Projekttagebuch

Du denkst Zukunft! in der Main-Taunus-Schule - ein Schülerinnenbericht

Alzheimer Projekttag des Biologie Leistungskurses Q3 der Main-Taunus-Schule in Hofheim - Eindrücke von Jette Hirtz

Heute haben die Biologie Leistungskurse von Frau Leinweber und Frau Zuckriegl an einem Projekt der Demenzform Alzheimer vom Programm „Du denkst Zukunft!“ teilgenommen. Das Ganze fand in den Computerräumen der Schule statt, um wichtige Informationen recherchieren zu können.

Wir haben zunächst mit verschiedenen Arbeitsmaterialien und Kurzfilmen eine kleine Einführung in das Thema bekommen. Im weiteren Verlauf des Projektes war es die Aufgabe der Kurse, die in drei Gruppen eingeteilt wurden, sich intensiver mit Alzheimer, ihrer Diagnose und verschiedenen Therapien, welche den Menschen zu einer besseren Verarbeitung der Krankheit und zur Verringerung der Demenz-Symptome helfen soll, auseinanderzusetzen.

Über eine Online- Plattform haben wir, als Leistungskurse der Main-Taunus-Schule,  einen multimedialen Projekttag gestaltet.
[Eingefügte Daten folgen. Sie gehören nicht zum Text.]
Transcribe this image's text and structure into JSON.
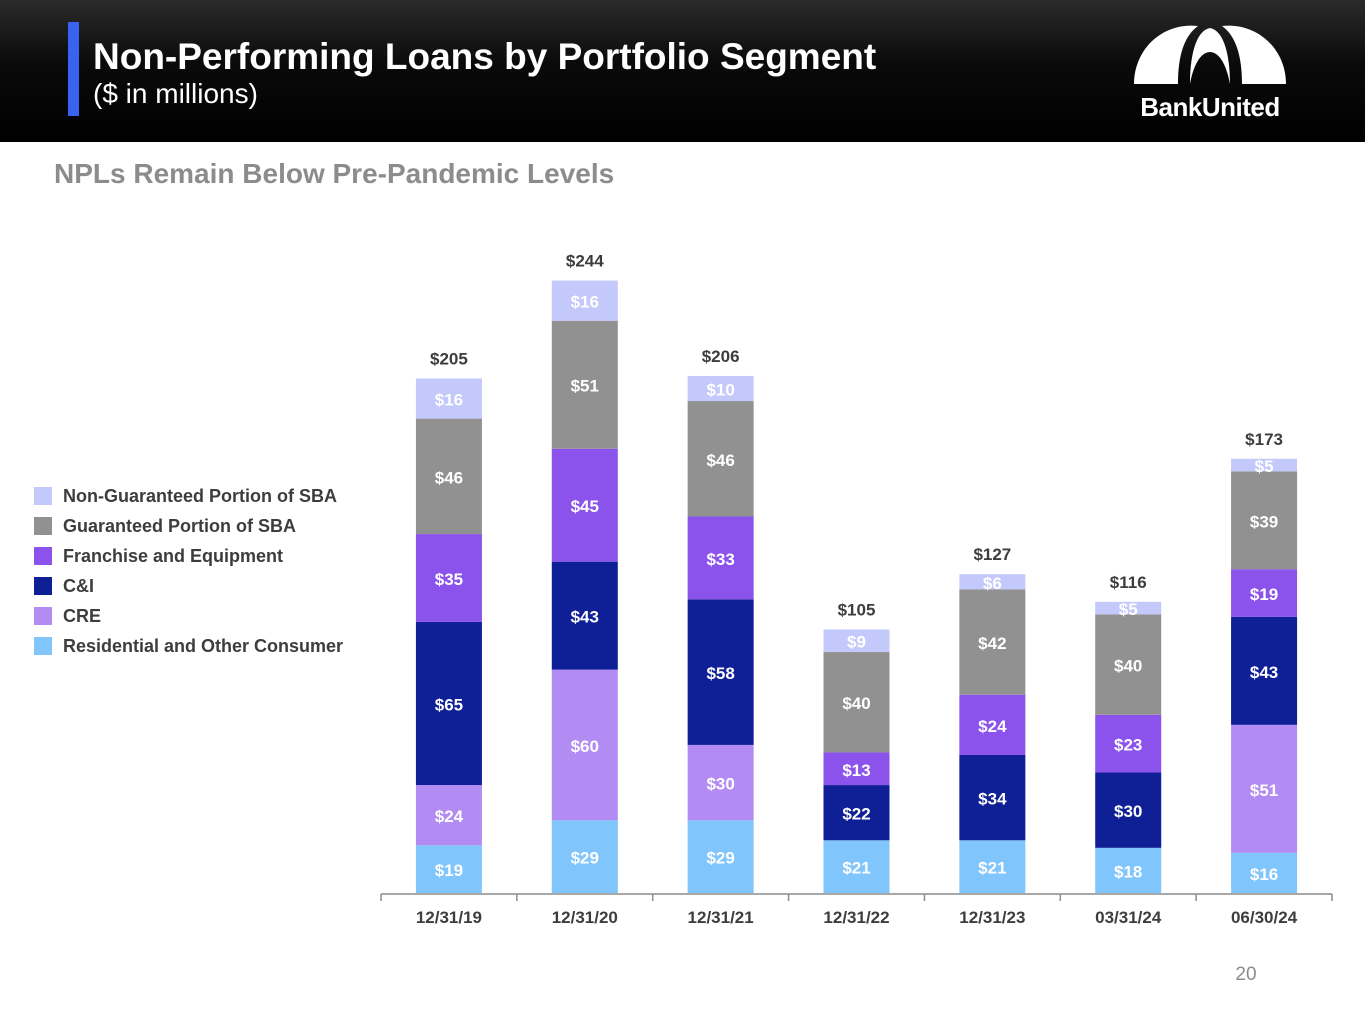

Sowohl Filme, als auch Interviews von Alzheimer Patienten und Studien zur Krankheit haben uns besonders gefallen und das Thema Alzheimer und die Auswirkungen anschaulich gemacht. Ebenfalls haben wir viel über die neurobiologischen Vorgänge im Körper erfahren, und weshalb es überhaupt oft zu einer Demenz kommt. Anschließend haben die verschiedenen Gruppen jeweils eine halbe Stunde über ihr spezielles Thema referiert, um auch den anderen Schülerinnen und Schülern Informationen über die Krankheit zu vermitteln und komplexe Vorgänge im Körper genauer zu erklären.

Am Ende wurde nochmal über das ganze Thema eine Diskussion im Plenum geführt, welche weitere Aufschlüsse über die Krankheit, sozialen Umgang mit Alzheimer Patienten, und wie man sich ehrenamtlich engagieren kann, gab. Der Projekttag sollte uns nicht nur informieren, sondern auch aktivieren und anregen zu helfen und nicht  einfach wegzuschauen. Denn kaum jemand weiß Genaueres über Alzheimer, obwohl diese Krankheit stark verbreitet in unserer Gesellschaft auftritt und eine große Herausforderung sowohl für Betroffene, als auch für uns als „Außenstehende“ ist.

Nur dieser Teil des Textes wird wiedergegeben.